Para pengamal sufisme yang melakukan
perjalanan ruhaninya melalui tarekat biasa menyebut usaha menjaga kebersihan,
kebeningan dan keselamatan hati ini dengan mujahadah (perjuangan di jalan
Tuhan). Al-Hujwiri menyebut bahwa mujahadah adalah usaha bersusah payah dalam
melakukan disiplin ibadah yang ketat dan berjuang keras melawan hawa nafsu
untuk mencapai musyahadah (penyaksian). Mujahadah adalah bukti kekokohan cinta
seorang sufi kepada Yang Satu.
Sebenarnya kemunculan tasawuf
sejalan dengan tabligh Nabi Muhammad saw kepada manusia di Arab.
Namun ajaran tasawuf ini diajarkan
Nabi Muhammad khusus kepada beberapa sahabatnya yang memiliki tingkat spiritual
yang lebih tinggi dibandingkan dengan sahabat lainnya, seperti Ali kwh, dan
sebagainya. Tidak semua sahabat beliau yang diajarkan tentang ajaran tasawuf
ini, mengapa? jawabnya adalah bukankah nabi Musa as sebagai simbol eksoteris
tidak dapat mengikuti “alur pikir” Khidr, simbol pembawa pesan esoteris.

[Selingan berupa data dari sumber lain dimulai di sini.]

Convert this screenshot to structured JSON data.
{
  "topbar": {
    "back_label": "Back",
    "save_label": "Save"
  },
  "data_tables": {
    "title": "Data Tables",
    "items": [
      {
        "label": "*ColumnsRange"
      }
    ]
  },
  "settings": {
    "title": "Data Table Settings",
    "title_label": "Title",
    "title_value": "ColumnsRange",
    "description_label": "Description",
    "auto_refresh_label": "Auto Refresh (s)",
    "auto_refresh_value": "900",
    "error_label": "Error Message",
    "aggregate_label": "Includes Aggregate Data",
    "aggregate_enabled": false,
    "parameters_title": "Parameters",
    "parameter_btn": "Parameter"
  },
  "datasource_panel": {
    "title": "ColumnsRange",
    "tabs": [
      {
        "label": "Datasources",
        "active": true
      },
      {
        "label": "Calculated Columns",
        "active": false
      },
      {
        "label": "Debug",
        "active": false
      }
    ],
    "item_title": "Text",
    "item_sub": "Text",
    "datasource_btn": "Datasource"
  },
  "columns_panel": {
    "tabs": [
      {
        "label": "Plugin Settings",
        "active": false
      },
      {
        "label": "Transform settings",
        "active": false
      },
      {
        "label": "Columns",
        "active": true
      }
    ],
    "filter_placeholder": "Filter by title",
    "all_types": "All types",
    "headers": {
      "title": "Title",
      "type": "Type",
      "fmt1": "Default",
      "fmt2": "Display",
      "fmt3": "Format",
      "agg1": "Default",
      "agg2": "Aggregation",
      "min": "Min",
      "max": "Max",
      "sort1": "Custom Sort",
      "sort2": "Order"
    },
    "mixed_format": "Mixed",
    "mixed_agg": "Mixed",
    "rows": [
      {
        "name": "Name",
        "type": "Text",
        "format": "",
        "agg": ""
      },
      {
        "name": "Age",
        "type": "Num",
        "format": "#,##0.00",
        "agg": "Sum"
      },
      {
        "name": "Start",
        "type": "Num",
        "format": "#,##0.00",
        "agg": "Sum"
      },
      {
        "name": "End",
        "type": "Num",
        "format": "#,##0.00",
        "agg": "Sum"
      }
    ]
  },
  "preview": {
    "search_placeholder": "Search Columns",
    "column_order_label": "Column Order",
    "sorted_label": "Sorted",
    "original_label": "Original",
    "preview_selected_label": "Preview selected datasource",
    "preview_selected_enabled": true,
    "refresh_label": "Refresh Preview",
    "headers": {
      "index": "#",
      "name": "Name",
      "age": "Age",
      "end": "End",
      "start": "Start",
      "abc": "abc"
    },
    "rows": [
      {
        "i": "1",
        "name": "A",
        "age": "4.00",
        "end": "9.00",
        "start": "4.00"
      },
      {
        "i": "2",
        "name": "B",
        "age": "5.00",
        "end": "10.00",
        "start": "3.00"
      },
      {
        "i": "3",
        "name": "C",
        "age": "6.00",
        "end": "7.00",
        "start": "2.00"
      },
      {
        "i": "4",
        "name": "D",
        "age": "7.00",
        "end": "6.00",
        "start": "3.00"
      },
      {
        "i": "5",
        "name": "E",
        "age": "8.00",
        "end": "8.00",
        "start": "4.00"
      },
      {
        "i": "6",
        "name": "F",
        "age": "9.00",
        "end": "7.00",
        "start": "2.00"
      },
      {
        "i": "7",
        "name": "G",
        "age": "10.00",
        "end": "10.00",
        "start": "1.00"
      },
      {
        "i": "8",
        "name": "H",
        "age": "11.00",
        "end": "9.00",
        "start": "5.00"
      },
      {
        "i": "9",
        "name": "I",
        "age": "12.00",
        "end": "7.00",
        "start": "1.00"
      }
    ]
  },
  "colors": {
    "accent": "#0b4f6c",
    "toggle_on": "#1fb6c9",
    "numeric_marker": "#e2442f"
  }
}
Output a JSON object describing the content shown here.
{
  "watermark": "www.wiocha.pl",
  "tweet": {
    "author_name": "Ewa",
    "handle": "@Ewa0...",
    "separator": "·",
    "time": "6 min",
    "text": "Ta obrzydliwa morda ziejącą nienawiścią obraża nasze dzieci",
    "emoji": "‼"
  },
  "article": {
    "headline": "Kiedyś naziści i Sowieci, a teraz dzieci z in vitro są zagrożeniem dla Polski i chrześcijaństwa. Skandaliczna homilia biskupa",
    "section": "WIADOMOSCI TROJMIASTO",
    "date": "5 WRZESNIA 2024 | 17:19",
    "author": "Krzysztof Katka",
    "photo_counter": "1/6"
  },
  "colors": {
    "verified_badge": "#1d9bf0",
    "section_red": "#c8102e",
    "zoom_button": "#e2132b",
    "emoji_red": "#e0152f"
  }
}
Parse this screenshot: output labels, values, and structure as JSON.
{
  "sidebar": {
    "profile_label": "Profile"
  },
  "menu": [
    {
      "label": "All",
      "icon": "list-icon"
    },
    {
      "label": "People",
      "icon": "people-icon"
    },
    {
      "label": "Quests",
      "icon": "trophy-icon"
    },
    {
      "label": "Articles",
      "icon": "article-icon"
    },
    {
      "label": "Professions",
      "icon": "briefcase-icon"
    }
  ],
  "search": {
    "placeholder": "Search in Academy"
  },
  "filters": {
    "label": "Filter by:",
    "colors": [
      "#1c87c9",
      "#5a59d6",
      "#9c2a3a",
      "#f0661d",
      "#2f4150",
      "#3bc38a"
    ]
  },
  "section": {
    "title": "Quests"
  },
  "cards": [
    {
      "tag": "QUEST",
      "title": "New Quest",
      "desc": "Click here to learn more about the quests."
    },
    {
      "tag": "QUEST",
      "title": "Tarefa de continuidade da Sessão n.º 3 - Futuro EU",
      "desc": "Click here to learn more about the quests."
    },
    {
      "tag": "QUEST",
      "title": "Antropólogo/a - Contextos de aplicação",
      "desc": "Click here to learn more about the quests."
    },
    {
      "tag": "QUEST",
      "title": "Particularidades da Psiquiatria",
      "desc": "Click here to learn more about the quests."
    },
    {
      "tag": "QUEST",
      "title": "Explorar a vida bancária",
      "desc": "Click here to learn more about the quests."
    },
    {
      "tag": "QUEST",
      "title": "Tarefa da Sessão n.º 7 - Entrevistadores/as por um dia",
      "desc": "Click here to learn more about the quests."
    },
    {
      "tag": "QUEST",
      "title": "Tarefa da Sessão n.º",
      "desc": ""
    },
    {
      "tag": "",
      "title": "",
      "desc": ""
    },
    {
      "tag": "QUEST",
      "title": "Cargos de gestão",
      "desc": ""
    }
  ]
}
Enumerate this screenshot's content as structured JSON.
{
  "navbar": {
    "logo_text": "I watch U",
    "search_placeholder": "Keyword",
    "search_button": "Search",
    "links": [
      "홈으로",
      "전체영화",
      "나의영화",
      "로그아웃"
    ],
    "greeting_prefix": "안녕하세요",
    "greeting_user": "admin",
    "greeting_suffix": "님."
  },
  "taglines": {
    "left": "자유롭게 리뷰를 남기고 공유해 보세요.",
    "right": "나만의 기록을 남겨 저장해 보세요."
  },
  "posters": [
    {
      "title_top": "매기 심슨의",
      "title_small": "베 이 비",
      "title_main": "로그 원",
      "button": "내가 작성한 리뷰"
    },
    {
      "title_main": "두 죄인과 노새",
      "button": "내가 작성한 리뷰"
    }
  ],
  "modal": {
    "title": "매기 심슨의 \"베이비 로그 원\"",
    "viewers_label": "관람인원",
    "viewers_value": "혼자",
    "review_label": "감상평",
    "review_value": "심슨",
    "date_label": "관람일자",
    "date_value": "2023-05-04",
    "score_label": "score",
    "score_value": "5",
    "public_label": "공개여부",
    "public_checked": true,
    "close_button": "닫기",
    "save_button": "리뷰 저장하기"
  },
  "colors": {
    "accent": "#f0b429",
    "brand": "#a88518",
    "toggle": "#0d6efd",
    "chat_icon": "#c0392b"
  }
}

Demikian juga dengan para sahabat nabi, tidak semua dapat menjangkau ketinggian
ajaran ini. Mungkin ini adalah salah satu alasan mengapa ajaran tasawuf belum
banyak diketahui saat itu.
Ada beberapa riwayat yang
menunjukkan bahwa tradisi tasawuf ini sudah ada sejak Nabi saw hidup, misalnya
:
a. Nabi
Muhammad: Aku adalah orang ‘Arab dengan tanpa huruf ‘ayn (rab), dan Ahmad
dengan tanpa huruf mim (ahad). Barang siapa yang yang telah melihatku, maka ia
telah melihat Haqq.
b. Dalam suatu
riwayat dikisahkan suatu ketika Aisyah memasuki kamarnya. Nabi yang waktu itu
di dalam, bertanya: “Siapa kau?”. “Putri Abu Bakar”, jawabnya. “Siapa Abu
Bakar?” tanya beliau. Saat itu barulah Aisyah menyadari bahwa Nabi sedang dalam
keadaan yang berbeda.
c. Nabi
Muhammad: Seandainya Abu Dzar mengetahui apa yang tersembunyi di hati
Salman, maka dia pasti bakal membunuhnya.
d. Ali: “Aku
mempunyai sejenis pengetahuan dalam batinku, yang bila saja aku membukanya pada
orang banyak, niscaya engkau akan gemetar seperti tali panjang yang dijulurkan
ke dalam sumur yang amat dalam“. Dalam riwayat lain diriwayatkan melalui
Abu Hurairah dengan perbedaan redaksi. Kemungkinan besar Abu Hurairah tidak
menyebutkan nama Ali sebagai narasumbernya sebagaimana yang terjadi pada
riwayat-riwayat dari Abu Hurairah biasanya.
e. Pada hari
Thaif Rasulullah SAW berbicara berdua saja dengan Ali, maka sebagian sahabat
berkata “Lama sekali pembicaraan beliau dengan anak pamannya”. Ketika
disampaikan pada Rasul, Beliau SAW berkata “Bukan aku yang berbicara
dengannya tetapi Allah yang berbicara dengannya”.
f. Suatu hari
sesudah menunaikan shalat, Nabi melihat seorang pemuda (Haritsah bin Malik bin
Nu’man al-Anshari?) yang lemah dan kurus, wajahnya pucat, matanya cekung serta
berjalan gontai dan susah payah. Nabi pun lantas bertanya: “Siapakah engkau?”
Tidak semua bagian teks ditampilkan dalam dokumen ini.